Voici ce en quoi réside, pour Vladimir Jankélévitch, l’unicité absolue de la Shoah : « Nous sommes frappés pour ce que nous sommes », pour le seul crime d’exister. Qu’est-ce qui fait de la Shoah un événement sans précédent dans l’histoire ?

La Shoah est un phénomène unique par ses objectifs, son ampleur, les méthodes d’extermination et le nombre de victimes. Contrairement aux autres génocides qui ont été perpétrés dans un seul et même pays, la Solution finale visait à l’extermination des juifs partout dans le monde. Elle a été poursuivie jusqu’au dernier jour de la guerre. Aller sur le terrain est, pour moi, la meilleure manière de faire comprendre à mes étudiants les faits que je leur enseigne.

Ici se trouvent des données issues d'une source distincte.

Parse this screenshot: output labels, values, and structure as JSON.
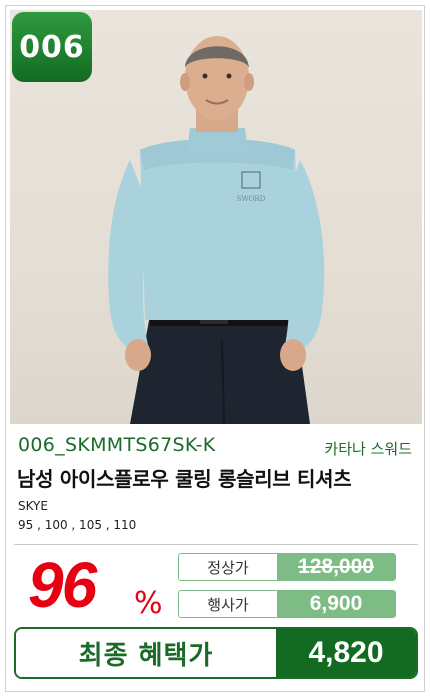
{
  "badge": "006",
  "product": {
    "code": "006_SKMMTS67SK-K",
    "brand": "카타나 스워드",
    "title": "남성 아이스플로우 쿨링 롱슬리브 티셔츠",
    "color": "SKYE",
    "sizes": "95 , 100 , 105 , 110"
  },
  "pricing": {
    "discount_value": "96",
    "discount_sign": "%",
    "regular_label": "정상가",
    "regular_price": "128,000",
    "event_label": "행사가",
    "event_price": "6,900",
    "final_label": "최종 혜택가",
    "final_price": "4,820"
  },
  "image": {
    "logo_text": "SWORD",
    "shirt_color": "#a9d2dc"
  }
}
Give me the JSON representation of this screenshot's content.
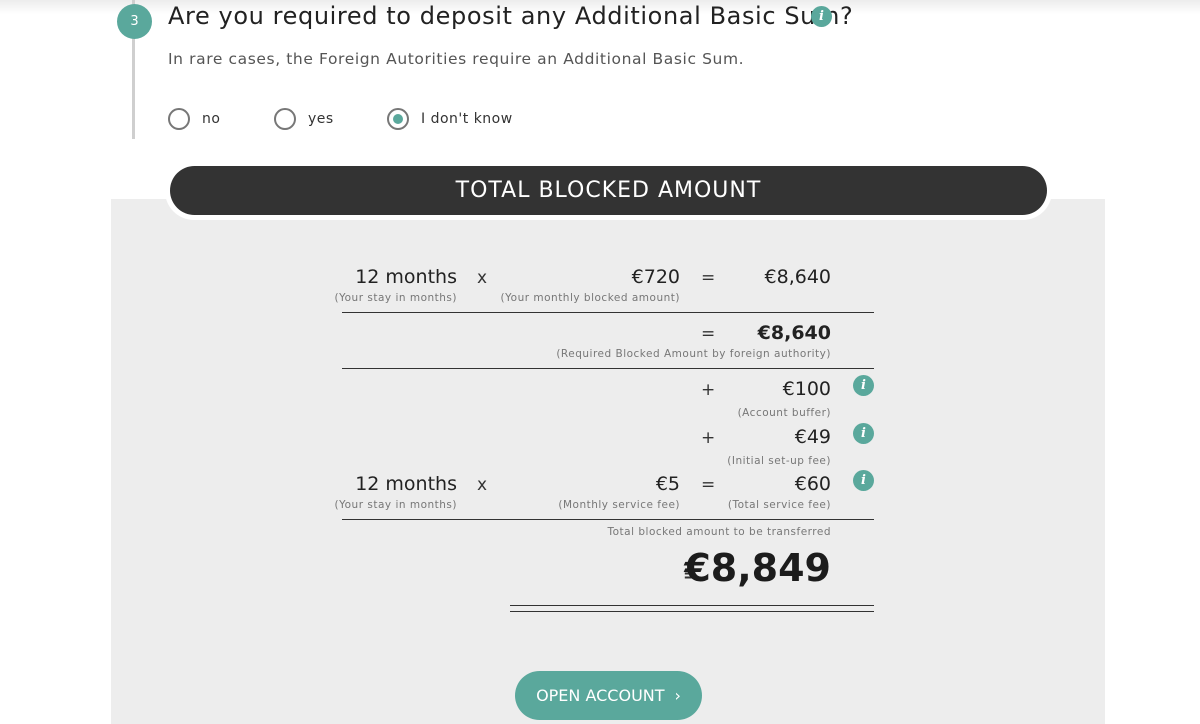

Ils le savent bien et c’est pourquoi soixante-dix d’entre eux se sont portés candidats au voyage à Auschwitz auxquels ils ont été, finalement, vingt-sept à participer. Cette expérience a eu un fort impact sur la manière dont ils voient les Israéliens, même si ces derniers restent à leurs yeux des occupants. Cela leur a permis de sentir de l’empathie pour autrui, pour la souffrance des juifs. Les Palestiniens doivent reconnaître la Shoah, indépendamment du fait que les Israéliens reconnaissent ou non la Nakba. Dans le domaine politique, on peut faire du troc, on peut échanger la reconnaissance par Israël de l’État palestinien contre celle d’Israël comme État juif par les Palestiniens. Mais dans le domaine moral, on doit faire ce que nous dictent notre conscience et la vérité et ceci, quelle que soit la conduite de l’autre.